Business Model Breakdown
How Can Fite Biopharma Ltd Makes Money
CANF
Market Cap
$7M
Annual Revenue
$410,000
Profit Margin
0.0%
Employees
5
The Short Version
Can-Fite BioPharma Ltd. is a clinical-stage biopharmaceutical company focused on developing small molecule drugs that modulate the A3 adenosine receptor for the treatment of inflammatory diseases, cancer, and liver diseases. Currently, it generates very limited revenue, primarily through early-stage licensing agreements or niche commercialization (e.g., animal health via Vetbiolix). Its core business model relies on the successful development, regulatory approval, and eventual commercialization or licensing of its proprietary drug candidates, specifically Namodenoson and Piclidenoson, to generate significant future revenues through product sales or milestone and royalty payments from partners.
Where the Revenue Comes From
Licensing/Royalty Revenue (~100% of reported revenue, currently $0.41M for FY2025).
Who buys: Primarily other pharmaceutical/biotech companies for licensing, or potentially animal health distributors (via Vetbiolix). End-users would eventually be patients through prescribers if drugs are approved.
Why It Works (Competitive Advantages)
- ✔Proprietary A3 adenosine receptor modulation technology for lead candidates.
- ✔Early-stage clinical data in high-unmet-need cancer indications (pancreatic cancer, HCC).
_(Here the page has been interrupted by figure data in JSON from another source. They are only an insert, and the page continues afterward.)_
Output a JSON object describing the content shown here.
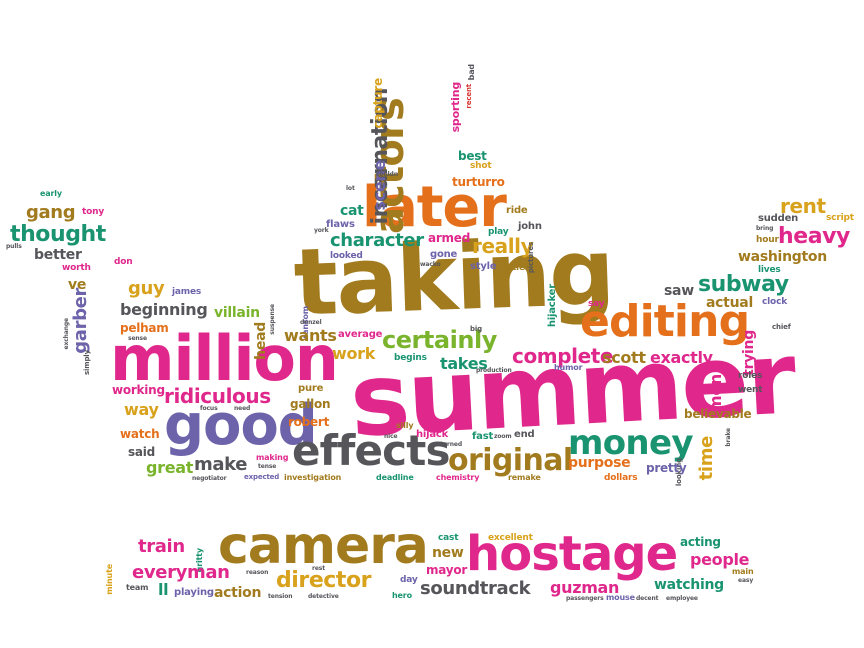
{
  "palette": {
    "pink": "#e0288c",
    "orange": "#e5701c",
    "olive": "#a17b1e",
    "green": "#7ab42c",
    "teal": "#1a9470",
    "purple": "#6c63aa",
    "gray": "#55555a",
    "gold": "#d9a21c",
    "red": "#d7312e"
  },
  "words": [
    {
      "text": "taking",
      "size": 92,
      "color": "olive"
    },
    {
      "text": "summer",
      "size": 100,
      "color": "pink"
    },
    {
      "text": "million",
      "size": 62,
      "color": "pink"
    },
    {
      "text": "editing",
      "size": 44,
      "color": "orange"
    },
    {
      "text": "later",
      "size": 56,
      "color": "orange"
    },
    {
      "text": "good",
      "size": 56,
      "color": "purple"
    },
    {
      "text": "effects",
      "size": 42,
      "color": "gray"
    },
    {
      "text": "original",
      "size": 30,
      "color": "olive"
    },
    {
      "text": "money",
      "size": 34,
      "color": "teal"
    },
    {
      "text": "actors",
      "size": 40,
      "color": "olive",
      "vertical": true
    },
    {
      "text": "incarnation",
      "size": 22,
      "color": "gray",
      "vertical": true
    },
    {
      "text": "scene",
      "size": 16,
      "color": "purple",
      "vertical": true
    },
    {
      "text": "capture",
      "size": 12,
      "color": "gold",
      "vertical": true
    },
    {
      "text": "sporting",
      "size": 11,
      "color": "pink",
      "vertical": true
    },
    {
      "text": "bad",
      "size": 8,
      "color": "gray",
      "vertical": true
    },
    {
      "text": "recent",
      "size": 7,
      "color": "red",
      "vertical": true
    },
    {
      "text": "best",
      "size": 12,
      "color": "teal"
    },
    {
      "text": "shot",
      "size": 9,
      "color": "gold"
    },
    {
      "text": "turturro",
      "size": 12,
      "color": "orange"
    },
    {
      "text": "couldn",
      "size": 6,
      "color": "gray"
    },
    {
      "text": "lot",
      "size": 6,
      "color": "gray"
    },
    {
      "text": "cat",
      "size": 14,
      "color": "teal"
    },
    {
      "text": "flaws",
      "size": 10,
      "color": "purple"
    },
    {
      "text": "ride",
      "size": 10,
      "color": "olive"
    },
    {
      "text": "john",
      "size": 10,
      "color": "gray"
    },
    {
      "text": "play",
      "size": 9,
      "color": "teal"
    },
    {
      "text": "york",
      "size": 6,
      "color": "gray"
    },
    {
      "text": "character",
      "size": 18,
      "color": "teal"
    },
    {
      "text": "armed",
      "size": 12,
      "color": "pink"
    },
    {
      "text": "really",
      "size": 20,
      "color": "gold"
    },
    {
      "text": "gone",
      "size": 10,
      "color": "purple"
    },
    {
      "text": "wacko",
      "size": 6,
      "color": "gray"
    },
    {
      "text": "style",
      "size": 10,
      "color": "purple"
    },
    {
      "text": "little",
      "size": 9,
      "color": "olive"
    },
    {
      "text": "looked",
      "size": 9,
      "color": "purple"
    },
    {
      "text": "pictures",
      "size": 7,
      "color": "gray",
      "vertical": true
    },
    {
      "text": "hijacker",
      "size": 10,
      "color": "teal",
      "vertical": true
    },
    {
      "text": "say",
      "size": 9,
      "color": "pink"
    },
    {
      "text": "saw",
      "size": 14,
      "color": "gray"
    },
    {
      "text": "subway",
      "size": 22,
      "color": "teal"
    },
    {
      "text": "actual",
      "size": 14,
      "color": "olive"
    },
    {
      "text": "clock",
      "size": 9,
      "color": "purple"
    },
    {
      "text": "trying",
      "size": 14,
      "color": "pink",
      "vertical": true
    },
    {
      "text": "chief",
      "size": 7,
      "color": "gray"
    },
    {
      "text": "rent",
      "size": 20,
      "color": "gold"
    },
    {
      "text": "sudden",
      "size": 10,
      "color": "gray"
    },
    {
      "text": "script",
      "size": 9,
      "color": "gold"
    },
    {
      "text": "bring",
      "size": 6,
      "color": "gray"
    },
    {
      "text": "hour",
      "size": 9,
      "color": "olive"
    },
    {
      "text": "heavy",
      "size": 22,
      "color": "pink"
    },
    {
      "text": "washington",
      "size": 14,
      "color": "olive"
    },
    {
      "text": "lives",
      "size": 9,
      "color": "teal"
    },
    {
      "text": "gang",
      "size": 18,
      "color": "olive"
    },
    {
      "text": "tony",
      "size": 9,
      "color": "pink"
    },
    {
      "text": "early",
      "size": 8,
      "color": "teal"
    },
    {
      "text": "thought",
      "size": 22,
      "color": "teal"
    },
    {
      "text": "pulls",
      "size": 6,
      "color": "gray"
    },
    {
      "text": "better",
      "size": 14,
      "color": "gray"
    },
    {
      "text": "worth",
      "size": 9,
      "color": "pink"
    },
    {
      "text": "ve",
      "size": 14,
      "color": "olive"
    },
    {
      "text": "don",
      "size": 9,
      "color": "pink"
    },
    {
      "text": "garber",
      "size": 18,
      "color": "purple",
      "vertical": true
    },
    {
      "text": "guy",
      "size": 18,
      "color": "gold"
    },
    {
      "text": "james",
      "size": 9,
      "color": "purple"
    },
    {
      "text": "beginning",
      "size": 16,
      "color": "gray"
    },
    {
      "text": "pelham",
      "size": 12,
      "color": "orange"
    },
    {
      "text": "exchange",
      "size": 6,
      "color": "gray",
      "vertical": true
    },
    {
      "text": "sense",
      "size": 6,
      "color": "gray"
    },
    {
      "text": "simply",
      "size": 7,
      "color": "gray",
      "vertical": true
    },
    {
      "text": "villain",
      "size": 14,
      "color": "green"
    },
    {
      "text": "head",
      "size": 14,
      "color": "olive",
      "vertical": true
    },
    {
      "text": "suspense",
      "size": 6,
      "color": "gray",
      "vertical": true
    },
    {
      "text": "ransom",
      "size": 8,
      "color": "purple",
      "vertical": true
    },
    {
      "text": "denzel",
      "size": 6,
      "color": "gray"
    },
    {
      "text": "wants",
      "size": 16,
      "color": "olive"
    },
    {
      "text": "average",
      "size": 10,
      "color": "pink"
    },
    {
      "text": "certainly",
      "size": 24,
      "color": "green"
    },
    {
      "text": "big",
      "size": 7,
      "color": "gray"
    },
    {
      "text": "work",
      "size": 16,
      "color": "gold"
    },
    {
      "text": "begins",
      "size": 9,
      "color": "teal"
    },
    {
      "text": "takes",
      "size": 16,
      "color": "teal"
    },
    {
      "text": "production",
      "size": 6,
      "color": "gray"
    },
    {
      "text": "complete",
      "size": 20,
      "color": "pink"
    },
    {
      "text": "humor",
      "size": 8,
      "color": "purple"
    },
    {
      "text": "scott",
      "size": 16,
      "color": "olive"
    },
    {
      "text": "exactly",
      "size": 16,
      "color": "pink"
    },
    {
      "text": "roles",
      "size": 9,
      "color": "gray"
    },
    {
      "text": "went",
      "size": 9,
      "color": "gray"
    },
    {
      "text": "men",
      "size": 16,
      "color": "pink",
      "vertical": true
    },
    {
      "text": "working",
      "size": 12,
      "color": "pink"
    },
    {
      "text": "ridiculous",
      "size": 20,
      "color": "pink"
    },
    {
      "text": "pure",
      "size": 10,
      "color": "olive"
    },
    {
      "text": "gallon",
      "size": 12,
      "color": "olive"
    },
    {
      "text": "focus",
      "size": 6,
      "color": "gray"
    },
    {
      "text": "need",
      "size": 6,
      "color": "gray"
    },
    {
      "text": "way",
      "size": 16,
      "color": "gold"
    },
    {
      "text": "robert",
      "size": 12,
      "color": "orange"
    },
    {
      "text": "believable",
      "size": 12,
      "color": "olive"
    },
    {
      "text": "watch",
      "size": 12,
      "color": "orange"
    },
    {
      "text": "silly",
      "size": 8,
      "color": "olive"
    },
    {
      "text": "hijack",
      "size": 10,
      "color": "pink"
    },
    {
      "text": "nice",
      "size": 6,
      "color": "gray"
    },
    {
      "text": "turned",
      "size": 6,
      "color": "gray"
    },
    {
      "text": "fast",
      "size": 10,
      "color": "teal"
    },
    {
      "text": "zoom",
      "size": 6,
      "color": "gray"
    },
    {
      "text": "end",
      "size": 10,
      "color": "gray"
    },
    {
      "text": "time",
      "size": 18,
      "color": "gold",
      "vertical": true
    },
    {
      "text": "brake",
      "size": 6,
      "color": "gray",
      "vertical": true
    },
    {
      "text": "looking",
      "size": 7,
      "color": "gray",
      "vertical": true
    },
    {
      "text": "said",
      "size": 12,
      "color": "gray"
    },
    {
      "text": "great",
      "size": 16,
      "color": "green"
    },
    {
      "text": "make",
      "size": 18,
      "color": "gray"
    },
    {
      "text": "making",
      "size": 8,
      "color": "pink"
    },
    {
      "text": "tense",
      "size": 6,
      "color": "gray"
    },
    {
      "text": "purpose",
      "size": 14,
      "color": "orange"
    },
    {
      "text": "pretty",
      "size": 12,
      "color": "purple"
    },
    {
      "text": "dollars",
      "size": 9,
      "color": "orange"
    },
    {
      "text": "negotiator",
      "size": 6,
      "color": "gray"
    },
    {
      "text": "expected",
      "size": 7,
      "color": "purple"
    },
    {
      "text": "investigation",
      "size": 8,
      "color": "olive"
    },
    {
      "text": "deadline",
      "size": 8,
      "color": "teal"
    },
    {
      "text": "chemistry",
      "size": 8,
      "color": "pink"
    },
    {
      "text": "remake",
      "size": 8,
      "color": "olive"
    },
    {
      "text": "camera",
      "size": 52,
      "color": "olive"
    },
    {
      "text": "hostage",
      "size": 48,
      "color": "pink"
    },
    {
      "text": "train",
      "size": 18,
      "color": "pink"
    },
    {
      "text": "gritty",
      "size": 8,
      "color": "teal",
      "vertical": true
    },
    {
      "text": "minute",
      "size": 8,
      "color": "gold",
      "vertical": true
    },
    {
      "text": "everyman",
      "size": 18,
      "color": "pink"
    },
    {
      "text": "reason",
      "size": 6,
      "color": "gray"
    },
    {
      "text": "director",
      "size": 22,
      "color": "gold"
    },
    {
      "text": "rest",
      "size": 6,
      "color": "gray"
    },
    {
      "text": "team",
      "size": 8,
      "color": "gray"
    },
    {
      "text": "ll",
      "size": 16,
      "color": "teal"
    },
    {
      "text": "playing",
      "size": 10,
      "color": "purple"
    },
    {
      "text": "action",
      "size": 14,
      "color": "olive"
    },
    {
      "text": "tension",
      "size": 6,
      "color": "gray"
    },
    {
      "text": "detective",
      "size": 6,
      "color": "gray"
    },
    {
      "text": "cast",
      "size": 9,
      "color": "teal"
    },
    {
      "text": "new",
      "size": 14,
      "color": "olive"
    },
    {
      "text": "mayor",
      "size": 12,
      "color": "pink"
    },
    {
      "text": "day",
      "size": 9,
      "color": "purple"
    },
    {
      "text": "hero",
      "size": 8,
      "color": "teal"
    },
    {
      "text": "soundtrack",
      "size": 18,
      "color": "gray"
    },
    {
      "text": "excellent",
      "size": 9,
      "color": "gold"
    },
    {
      "text": "guzman",
      "size": 16,
      "color": "pink"
    },
    {
      "text": "passengers",
      "size": 6,
      "color": "gray"
    },
    {
      "text": "mouse",
      "size": 8,
      "color": "purple"
    },
    {
      "text": "decent",
      "size": 6,
      "color": "gray"
    },
    {
      "text": "acting",
      "size": 12,
      "color": "teal"
    },
    {
      "text": "people",
      "size": 16,
      "color": "pink"
    },
    {
      "text": "watching",
      "size": 14,
      "color": "teal"
    },
    {
      "text": "main",
      "size": 8,
      "color": "olive"
    },
    {
      "text": "easy",
      "size": 6,
      "color": "gray"
    },
    {
      "text": "employee",
      "size": 6,
      "color": "gray"
    }
  ]
}
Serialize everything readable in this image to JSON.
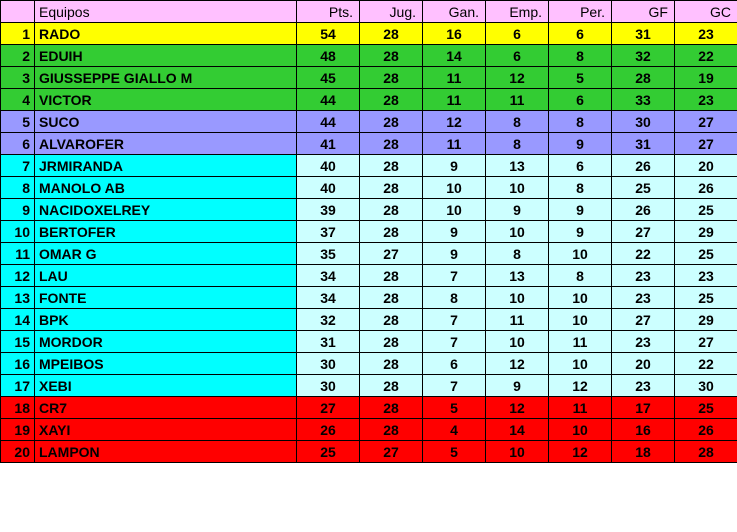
{
  "colors": {
    "header_bg": "#ffc0ff",
    "tiers": {
      "yellow": "#ffff00",
      "green": "#33cc33",
      "purple": "#9999ff",
      "cyan_rank": "#00ffff",
      "cyan_stat": "#ccffff",
      "red": "#ff0000"
    }
  },
  "headers": {
    "rank": "",
    "team": "Equipos",
    "pts": "Pts.",
    "jug": "Jug.",
    "gan": "Gan.",
    "emp": "Emp.",
    "per": "Per.",
    "gf": "GF",
    "gc": "GC"
  },
  "rows": [
    {
      "rank": 1,
      "team": "RADO",
      "pts": 54,
      "jug": 28,
      "gan": 16,
      "emp": 6,
      "per": 6,
      "gf": 31,
      "gc": 23,
      "tier": "yellow"
    },
    {
      "rank": 2,
      "team": "EDUIH",
      "pts": 48,
      "jug": 28,
      "gan": 14,
      "emp": 6,
      "per": 8,
      "gf": 32,
      "gc": 22,
      "tier": "green"
    },
    {
      "rank": 3,
      "team": "GIUSSEPPE GIALLO M",
      "pts": 45,
      "jug": 28,
      "gan": 11,
      "emp": 12,
      "per": 5,
      "gf": 28,
      "gc": 19,
      "tier": "green"
    },
    {
      "rank": 4,
      "team": "VICTOR",
      "pts": 44,
      "jug": 28,
      "gan": 11,
      "emp": 11,
      "per": 6,
      "gf": 33,
      "gc": 23,
      "tier": "green"
    },
    {
      "rank": 5,
      "team": "SUCO",
      "pts": 44,
      "jug": 28,
      "gan": 12,
      "emp": 8,
      "per": 8,
      "gf": 30,
      "gc": 27,
      "tier": "purple"
    },
    {
      "rank": 6,
      "team": "ALVAROFER",
      "pts": 41,
      "jug": 28,
      "gan": 11,
      "emp": 8,
      "per": 9,
      "gf": 31,
      "gc": 27,
      "tier": "purple"
    },
    {
      "rank": 7,
      "team": "JRMIRANDA",
      "pts": 40,
      "jug": 28,
      "gan": 9,
      "emp": 13,
      "per": 6,
      "gf": 26,
      "gc": 20,
      "tier": "cyan"
    },
    {
      "rank": 8,
      "team": "MANOLO AB",
      "pts": 40,
      "jug": 28,
      "gan": 10,
      "emp": 10,
      "per": 8,
      "gf": 25,
      "gc": 26,
      "tier": "cyan"
    },
    {
      "rank": 9,
      "team": "NACIDOXELREY",
      "pts": 39,
      "jug": 28,
      "gan": 10,
      "emp": 9,
      "per": 9,
      "gf": 26,
      "gc": 25,
      "tier": "cyan"
    },
    {
      "rank": 10,
      "team": "BERTOFER",
      "pts": 37,
      "jug": 28,
      "gan": 9,
      "emp": 10,
      "per": 9,
      "gf": 27,
      "gc": 29,
      "tier": "cyan"
    },
    {
      "rank": 11,
      "team": "OMAR G",
      "pts": 35,
      "jug": 27,
      "gan": 9,
      "emp": 8,
      "per": 10,
      "gf": 22,
      "gc": 25,
      "tier": "cyan"
    },
    {
      "rank": 12,
      "team": "LAU",
      "pts": 34,
      "jug": 28,
      "gan": 7,
      "emp": 13,
      "per": 8,
      "gf": 23,
      "gc": 23,
      "tier": "cyan"
    },
    {
      "rank": 13,
      "team": "FONTE",
      "pts": 34,
      "jug": 28,
      "gan": 8,
      "emp": 10,
      "per": 10,
      "gf": 23,
      "gc": 25,
      "tier": "cyan"
    },
    {
      "rank": 14,
      "team": "BPK",
      "pts": 32,
      "jug": 28,
      "gan": 7,
      "emp": 11,
      "per": 10,
      "gf": 27,
      "gc": 29,
      "tier": "cyan"
    },
    {
      "rank": 15,
      "team": "MORDOR",
      "pts": 31,
      "jug": 28,
      "gan": 7,
      "emp": 10,
      "per": 11,
      "gf": 23,
      "gc": 27,
      "tier": "cyan"
    },
    {
      "rank": 16,
      "team": "MPEIBOS",
      "pts": 30,
      "jug": 28,
      "gan": 6,
      "emp": 12,
      "per": 10,
      "gf": 20,
      "gc": 22,
      "tier": "cyan"
    },
    {
      "rank": 17,
      "team": "XEBI",
      "pts": 30,
      "jug": 28,
      "gan": 7,
      "emp": 9,
      "per": 12,
      "gf": 23,
      "gc": 30,
      "tier": "cyan"
    },
    {
      "rank": 18,
      "team": "CR7",
      "pts": 27,
      "jug": 28,
      "gan": 5,
      "emp": 12,
      "per": 11,
      "gf": 17,
      "gc": 25,
      "tier": "red"
    },
    {
      "rank": 19,
      "team": "XAYI",
      "pts": 26,
      "jug": 28,
      "gan": 4,
      "emp": 14,
      "per": 10,
      "gf": 16,
      "gc": 26,
      "tier": "red"
    },
    {
      "rank": 20,
      "team": "LAMPON",
      "pts": 25,
      "jug": 27,
      "gan": 5,
      "emp": 10,
      "per": 12,
      "gf": 18,
      "gc": 28,
      "tier": "red"
    }
  ]
}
Economic Moat: None (Intangible Assets/IP)
What Our Analysis Says
DVR Score as of April 8, 2026
Can-Fite BioPharma Ltd. remains an extremely high-risk, deeply speculative investment, with a very low probability of achieving 10x growth within 3-5 years. While FY2025 financials show declining revenue and worsening net loss, recent material positive catalysts warrant a slight score increase. These include an improved short-term cash position (+$4.3M in March 2026, totaling ~$12.84M), significant clinical progress for Namodenoson in pancreatic cancer (meeting safety endpoint, efficacy signals), and advancement of Piclidenoson in a Phase 2 dog study. These developments address previous concerns about pipeline stagnation and liquidity. However, fundamental risks persist: heavy cash burn, ongoing dilution, and the exceptionally long, costly, and uncertain path to market for any biotech drug. The competitive landscape in cancer and liver diseases is fierce, and commercialization capabilities are non-existent. The investment opportunity is purely speculative, hinged on major future clinical successes and large partnerships.